The team identified chemicals produced naturally by plants that help create biofilms—a protective layer around bacteria allowing them to fix nitrogen efficiently. They then modified wheat using CRISPR so it would make more apigenin—a flavone—resulting in excess apigenin being released into soil and supporting beneficial bacterial activity.

In tests with low-nitrogen fertilizer levels, these genetically modified wheat plants yielded more grain than control plants.

Farmers could see significant economic benefits from this innovation. In 2023 alone, U.S. farmers spent nearly $36 billion on fertilizers across roughly 500 million acres planted with cereals (https://www.usda.gov/media/press-releases/2023/12/05/usda-releases-updated-annual-farm-sector-income-forecasts). Even modest reductions in fertilizer use could save over one billion dollars each year.

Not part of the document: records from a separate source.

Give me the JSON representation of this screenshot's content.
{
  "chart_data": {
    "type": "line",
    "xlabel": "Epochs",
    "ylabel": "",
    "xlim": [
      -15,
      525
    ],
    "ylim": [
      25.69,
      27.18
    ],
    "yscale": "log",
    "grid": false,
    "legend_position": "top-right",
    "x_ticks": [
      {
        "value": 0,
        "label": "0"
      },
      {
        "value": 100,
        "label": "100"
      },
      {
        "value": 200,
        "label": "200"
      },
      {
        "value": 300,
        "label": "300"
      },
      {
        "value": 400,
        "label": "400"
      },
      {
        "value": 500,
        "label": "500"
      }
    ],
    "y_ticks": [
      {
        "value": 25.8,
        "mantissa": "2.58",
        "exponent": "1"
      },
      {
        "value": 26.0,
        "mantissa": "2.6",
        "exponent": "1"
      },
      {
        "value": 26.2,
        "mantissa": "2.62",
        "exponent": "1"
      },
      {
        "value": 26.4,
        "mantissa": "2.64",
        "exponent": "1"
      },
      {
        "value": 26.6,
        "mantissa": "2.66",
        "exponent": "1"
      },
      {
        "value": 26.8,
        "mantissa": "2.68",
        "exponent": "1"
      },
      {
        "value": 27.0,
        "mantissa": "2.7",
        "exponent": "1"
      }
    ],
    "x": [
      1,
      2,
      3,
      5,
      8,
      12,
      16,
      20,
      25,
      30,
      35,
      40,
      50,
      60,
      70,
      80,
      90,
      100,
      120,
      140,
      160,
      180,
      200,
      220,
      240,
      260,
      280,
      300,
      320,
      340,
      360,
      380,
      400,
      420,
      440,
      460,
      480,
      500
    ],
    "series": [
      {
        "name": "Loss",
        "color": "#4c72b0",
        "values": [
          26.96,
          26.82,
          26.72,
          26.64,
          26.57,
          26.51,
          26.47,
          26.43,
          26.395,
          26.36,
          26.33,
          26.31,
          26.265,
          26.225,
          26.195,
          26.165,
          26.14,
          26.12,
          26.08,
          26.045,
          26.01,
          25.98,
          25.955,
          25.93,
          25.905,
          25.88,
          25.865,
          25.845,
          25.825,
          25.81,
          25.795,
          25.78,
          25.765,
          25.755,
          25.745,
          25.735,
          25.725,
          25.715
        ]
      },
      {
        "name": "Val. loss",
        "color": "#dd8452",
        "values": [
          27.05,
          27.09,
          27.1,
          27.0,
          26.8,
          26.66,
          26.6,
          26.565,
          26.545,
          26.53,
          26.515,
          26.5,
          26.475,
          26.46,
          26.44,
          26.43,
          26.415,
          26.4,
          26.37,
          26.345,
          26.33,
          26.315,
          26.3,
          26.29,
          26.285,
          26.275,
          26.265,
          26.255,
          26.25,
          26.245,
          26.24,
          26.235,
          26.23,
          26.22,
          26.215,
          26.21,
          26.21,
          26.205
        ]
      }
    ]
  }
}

“Imagine, if you could save 10% of the amount of fertilizer being used on that land,” Blumwald said. “I’m calculating conservatively: That should be a savings of more than a billion dollars every year.”

The University of California has filed for a patent related to this technology; Bayer Crop Science and UC Davis Will Lester Endowment supported this research effort.

Other contributors include Hiromi Tajima (first author), Akhilesh Yadav, Javier Hidalgo Castellanos, Dawei Yan, Benjamin P. Brookbank and Eiji Nambara.